As I walked the trail, I began wondering how far it goes. That is, can I follow this unofficial trail all the way around the state? Knowing, of course, that the border crosses through much private property and doesn’t stick to nice trails through woods… but I still think it’s doable. The DOT is tasked with checking on the health of every single boundary marker – all 384 of them – every 10 years or so. Where can I sign up for that job? That’s like 374 little mini treasure hunts! Oh man, that would be awesome.
For now, I was only interested in finding one more marker after # 2. That would be #1 or O depending on your direction. The trail was easy to follow and again, maybe only another quarter mile. Another huge advantage to this border trail route is that the final push up the hill to the tri-point is about a tenth of the effort as it is coming up from Connecticut.

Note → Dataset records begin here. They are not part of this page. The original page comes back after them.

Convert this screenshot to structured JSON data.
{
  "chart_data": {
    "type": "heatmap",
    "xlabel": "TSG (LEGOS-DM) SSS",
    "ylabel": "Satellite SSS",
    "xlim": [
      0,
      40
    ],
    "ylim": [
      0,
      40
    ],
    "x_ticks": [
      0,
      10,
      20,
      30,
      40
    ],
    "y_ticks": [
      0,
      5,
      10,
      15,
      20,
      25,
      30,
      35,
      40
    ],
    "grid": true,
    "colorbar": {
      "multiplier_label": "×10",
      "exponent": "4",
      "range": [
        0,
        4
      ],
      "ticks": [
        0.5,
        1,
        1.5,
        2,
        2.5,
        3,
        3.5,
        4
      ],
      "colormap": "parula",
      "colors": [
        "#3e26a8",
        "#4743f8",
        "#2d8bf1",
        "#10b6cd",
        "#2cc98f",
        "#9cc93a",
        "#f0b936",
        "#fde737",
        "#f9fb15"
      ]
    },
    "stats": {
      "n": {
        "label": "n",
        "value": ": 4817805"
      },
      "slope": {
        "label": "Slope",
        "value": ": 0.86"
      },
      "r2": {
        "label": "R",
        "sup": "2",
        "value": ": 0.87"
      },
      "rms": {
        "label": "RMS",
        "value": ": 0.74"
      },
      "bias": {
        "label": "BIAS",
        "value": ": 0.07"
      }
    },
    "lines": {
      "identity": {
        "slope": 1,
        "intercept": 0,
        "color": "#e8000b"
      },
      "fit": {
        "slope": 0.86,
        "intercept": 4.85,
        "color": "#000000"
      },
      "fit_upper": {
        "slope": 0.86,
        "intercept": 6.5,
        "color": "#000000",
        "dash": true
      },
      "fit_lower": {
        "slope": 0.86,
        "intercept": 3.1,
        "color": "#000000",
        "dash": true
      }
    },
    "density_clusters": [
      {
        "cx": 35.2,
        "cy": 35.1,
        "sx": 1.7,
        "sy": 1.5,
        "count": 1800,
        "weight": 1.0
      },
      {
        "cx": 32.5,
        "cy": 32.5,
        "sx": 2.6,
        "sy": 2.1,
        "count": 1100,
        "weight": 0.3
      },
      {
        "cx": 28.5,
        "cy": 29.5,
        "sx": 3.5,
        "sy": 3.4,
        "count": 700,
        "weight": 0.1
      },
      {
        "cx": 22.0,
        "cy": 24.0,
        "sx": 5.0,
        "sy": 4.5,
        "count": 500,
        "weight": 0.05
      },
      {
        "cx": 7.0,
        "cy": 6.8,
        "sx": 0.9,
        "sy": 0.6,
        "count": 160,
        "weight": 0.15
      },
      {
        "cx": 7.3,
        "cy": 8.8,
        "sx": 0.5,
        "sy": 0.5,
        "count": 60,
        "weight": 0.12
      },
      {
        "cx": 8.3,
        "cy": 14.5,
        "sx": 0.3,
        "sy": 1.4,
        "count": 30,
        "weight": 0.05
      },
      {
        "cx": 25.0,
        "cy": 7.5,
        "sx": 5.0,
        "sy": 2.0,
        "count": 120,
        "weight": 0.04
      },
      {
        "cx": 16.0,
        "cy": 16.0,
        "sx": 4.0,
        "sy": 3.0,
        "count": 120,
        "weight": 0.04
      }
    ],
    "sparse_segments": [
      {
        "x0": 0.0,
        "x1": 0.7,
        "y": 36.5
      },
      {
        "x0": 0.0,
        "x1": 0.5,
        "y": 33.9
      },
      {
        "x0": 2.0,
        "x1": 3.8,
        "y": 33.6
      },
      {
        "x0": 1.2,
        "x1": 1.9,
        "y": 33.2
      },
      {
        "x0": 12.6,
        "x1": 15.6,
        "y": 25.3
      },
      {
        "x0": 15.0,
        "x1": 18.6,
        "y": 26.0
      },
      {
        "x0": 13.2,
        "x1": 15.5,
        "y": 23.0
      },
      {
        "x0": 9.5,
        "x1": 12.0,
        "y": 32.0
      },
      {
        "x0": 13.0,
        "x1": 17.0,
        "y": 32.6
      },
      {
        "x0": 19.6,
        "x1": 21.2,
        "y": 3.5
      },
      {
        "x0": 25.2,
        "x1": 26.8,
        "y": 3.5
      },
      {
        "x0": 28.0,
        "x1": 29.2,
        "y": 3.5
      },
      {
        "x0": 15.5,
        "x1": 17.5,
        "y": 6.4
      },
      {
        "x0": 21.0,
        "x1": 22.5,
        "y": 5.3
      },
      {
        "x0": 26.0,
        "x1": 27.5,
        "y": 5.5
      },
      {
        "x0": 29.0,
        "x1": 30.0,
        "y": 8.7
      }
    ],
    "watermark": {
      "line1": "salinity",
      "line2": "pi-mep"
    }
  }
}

There it is! Gleaming in the sunlight on top of the little hill in the woods! The CT-MA-RI tri-point marker! What you’ll notice is that this granite marker has a little pyramid on top, denoting its vast importance. In official-speak:
Bound is located on the southwestern slope of a wooded hill, 45 feet north along the crest from the south end of a sharp break, and about halfway up the steep hillside.
A granite monument, showing 3.9 feet above the ground, marks the bound. It is 14 inches square with a pyramidal top and is lettered “MASS 1883” on the north face, “RI 1883” on the south face and “CONN” on the west face. The lettered sides are dressed. The east side rock is faced. It is 9 feet long to the base from the 6 inch pyramidal top. Monument was set in October, or November, of 1883 by a Massachusetts-Rhode Island commission.
The 1941 commissioners accepted the monument as correctly marking the northerly end of the line established in 1840
I’m swooning. You can return to your car the way you came or make a small loop of things and head down the steep hill in front of you then go due north and stay on the trail that continues north, eventually hitting the rail bed trail after a few minutes. (If you venture west, you’ll get all messed up with a swamp and a creek like I did. Don’t’ try to get cute.)
DOT Perambulation, the greatest thing ever.